NOTA DE PESAR: Cruz-Filipe (1934-2026)
Licenciado em 1957 pelo Instituto Superior Técnico de Lisboa onde foi professor assistente de 1958 a 1968.
Dedicou a sua vida profissional ao sector da eletricidade, tendo sido de 1976 a 1988 Administrador da Eletricidade de Portugal. Em 1988 foi nomeado Presidente da Secção Especializada para Apoio às Privatizações pelo Ministério das Finanças.

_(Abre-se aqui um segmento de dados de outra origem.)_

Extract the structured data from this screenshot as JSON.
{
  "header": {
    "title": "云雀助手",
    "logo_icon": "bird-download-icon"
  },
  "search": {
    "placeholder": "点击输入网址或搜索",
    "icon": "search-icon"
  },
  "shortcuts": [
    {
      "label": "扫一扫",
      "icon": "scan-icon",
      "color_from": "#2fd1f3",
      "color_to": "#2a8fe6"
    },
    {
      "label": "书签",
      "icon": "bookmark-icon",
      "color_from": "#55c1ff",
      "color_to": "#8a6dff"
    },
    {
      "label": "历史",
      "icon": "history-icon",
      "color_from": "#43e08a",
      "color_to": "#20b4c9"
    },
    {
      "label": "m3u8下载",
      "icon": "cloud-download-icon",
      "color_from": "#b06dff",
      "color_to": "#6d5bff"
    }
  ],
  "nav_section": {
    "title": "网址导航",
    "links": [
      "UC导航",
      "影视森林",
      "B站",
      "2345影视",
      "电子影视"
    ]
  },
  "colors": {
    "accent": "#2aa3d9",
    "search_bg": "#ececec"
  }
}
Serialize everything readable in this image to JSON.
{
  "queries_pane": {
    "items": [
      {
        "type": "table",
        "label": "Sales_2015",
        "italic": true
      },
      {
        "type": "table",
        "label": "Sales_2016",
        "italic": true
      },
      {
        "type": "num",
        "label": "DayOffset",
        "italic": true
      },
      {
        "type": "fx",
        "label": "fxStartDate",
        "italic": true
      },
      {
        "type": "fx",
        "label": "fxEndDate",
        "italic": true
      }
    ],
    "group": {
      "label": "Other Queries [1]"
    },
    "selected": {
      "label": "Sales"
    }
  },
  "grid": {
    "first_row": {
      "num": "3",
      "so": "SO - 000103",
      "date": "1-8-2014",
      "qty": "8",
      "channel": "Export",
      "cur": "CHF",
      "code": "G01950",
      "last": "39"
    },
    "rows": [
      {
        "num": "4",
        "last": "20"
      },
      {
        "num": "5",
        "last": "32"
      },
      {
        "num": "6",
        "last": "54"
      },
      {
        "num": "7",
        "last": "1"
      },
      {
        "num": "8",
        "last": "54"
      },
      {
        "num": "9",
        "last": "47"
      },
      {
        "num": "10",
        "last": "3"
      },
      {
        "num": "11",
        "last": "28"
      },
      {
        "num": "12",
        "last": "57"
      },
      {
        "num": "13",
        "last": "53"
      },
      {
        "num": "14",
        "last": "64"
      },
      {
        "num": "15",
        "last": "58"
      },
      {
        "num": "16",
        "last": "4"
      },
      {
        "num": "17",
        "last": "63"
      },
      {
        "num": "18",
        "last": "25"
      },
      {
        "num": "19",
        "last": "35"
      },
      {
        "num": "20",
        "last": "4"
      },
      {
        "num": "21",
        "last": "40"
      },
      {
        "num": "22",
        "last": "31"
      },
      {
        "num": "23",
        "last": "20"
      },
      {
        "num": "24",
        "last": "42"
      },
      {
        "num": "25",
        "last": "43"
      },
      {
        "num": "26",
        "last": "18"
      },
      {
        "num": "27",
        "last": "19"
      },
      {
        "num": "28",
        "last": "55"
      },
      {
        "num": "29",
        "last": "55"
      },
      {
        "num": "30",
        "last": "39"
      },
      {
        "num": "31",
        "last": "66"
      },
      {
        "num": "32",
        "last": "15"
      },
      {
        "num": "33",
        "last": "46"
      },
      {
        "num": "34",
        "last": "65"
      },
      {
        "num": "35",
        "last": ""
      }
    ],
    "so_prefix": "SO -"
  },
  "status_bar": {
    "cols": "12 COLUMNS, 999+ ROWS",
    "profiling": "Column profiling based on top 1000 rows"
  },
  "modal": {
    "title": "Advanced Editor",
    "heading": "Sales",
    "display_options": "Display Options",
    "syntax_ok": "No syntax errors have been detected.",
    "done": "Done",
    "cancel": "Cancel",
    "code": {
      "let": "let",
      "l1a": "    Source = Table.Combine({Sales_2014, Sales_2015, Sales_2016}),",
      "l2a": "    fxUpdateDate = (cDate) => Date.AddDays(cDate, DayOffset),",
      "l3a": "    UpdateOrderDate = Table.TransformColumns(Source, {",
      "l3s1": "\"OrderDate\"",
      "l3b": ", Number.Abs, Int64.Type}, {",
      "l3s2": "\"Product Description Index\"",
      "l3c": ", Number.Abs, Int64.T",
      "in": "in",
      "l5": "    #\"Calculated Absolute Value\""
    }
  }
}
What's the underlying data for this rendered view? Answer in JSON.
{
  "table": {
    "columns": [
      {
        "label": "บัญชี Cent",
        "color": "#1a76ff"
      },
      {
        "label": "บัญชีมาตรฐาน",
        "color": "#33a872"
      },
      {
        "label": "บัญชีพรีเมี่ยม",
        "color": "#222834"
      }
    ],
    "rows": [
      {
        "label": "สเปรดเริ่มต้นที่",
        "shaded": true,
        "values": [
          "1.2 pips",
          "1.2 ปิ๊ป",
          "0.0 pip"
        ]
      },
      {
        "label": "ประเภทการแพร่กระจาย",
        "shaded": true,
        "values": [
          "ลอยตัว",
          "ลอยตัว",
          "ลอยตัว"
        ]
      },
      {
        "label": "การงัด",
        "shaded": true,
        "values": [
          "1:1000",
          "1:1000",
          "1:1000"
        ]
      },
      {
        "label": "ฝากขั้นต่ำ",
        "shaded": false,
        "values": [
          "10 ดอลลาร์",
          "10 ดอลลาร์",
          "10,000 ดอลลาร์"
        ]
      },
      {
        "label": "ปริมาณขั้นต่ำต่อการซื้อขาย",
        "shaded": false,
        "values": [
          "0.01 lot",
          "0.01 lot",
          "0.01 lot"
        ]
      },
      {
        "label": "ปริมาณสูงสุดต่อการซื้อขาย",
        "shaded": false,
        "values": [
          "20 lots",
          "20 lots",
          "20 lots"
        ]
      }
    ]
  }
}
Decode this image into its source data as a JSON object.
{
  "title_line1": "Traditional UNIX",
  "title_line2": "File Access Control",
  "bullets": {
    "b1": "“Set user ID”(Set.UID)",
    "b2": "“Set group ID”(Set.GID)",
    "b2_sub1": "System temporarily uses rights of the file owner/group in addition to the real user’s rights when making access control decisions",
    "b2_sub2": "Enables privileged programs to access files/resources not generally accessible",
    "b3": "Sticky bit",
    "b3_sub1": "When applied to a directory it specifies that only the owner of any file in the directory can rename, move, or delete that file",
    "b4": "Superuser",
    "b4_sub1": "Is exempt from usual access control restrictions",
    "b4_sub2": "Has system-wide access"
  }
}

A atividade artística iniciou em 1956 como pintor autodidata e expôs individualmente pela primeira vez em 1957, na Galeria Pórtico, Lisboa, a que se seguem duas exposições na Galeria Divulgação, Lisboa (1966, 1968).
Em 1965, expõe no Salão de Abril da Sociedade Nacional de Belas-Artes, em Lisboa, sendo distinguido com o Prémio Bolsa Malhoa.
Em 1971, é-lhe atribuído o Prémio Mobil e, em consequência, é apresentado na “Twenty Artists from Portugal”, no Hudson River Museum em New York.
Em 1973, expõe na Galeria Buchholz, em Lisboa, com apresentação de Rui Mário Gonçalves.
Em 1975 Eduardo Lourenço (1923-2020) publicou o estudo “Cruz-Filipe ou O Tempo Imaginário” na revista Colóquio, que seria republicado em 1996 no seu livro O Espelho Imaginário.
Em 1978 expõe na Galerie du Dôme em Paris e em 1981 na Galeria Patrick Cramer, em Genève, com texto introdutório de Vasco Graça Moura.
Em 1982, Ana Hatherly publica na Colóquio–Artes o texto “Rigor e ambiguidade na pintura de Cruz-Filipe”.
Em 1986 expõe individualmente no Centro de Arte Moderna e em 1987, no Centre Culturel Portugais em Paris, com texto de apresentação de José-Augusto França, e no Museu Vanreekum em Apeldorn, Holanda.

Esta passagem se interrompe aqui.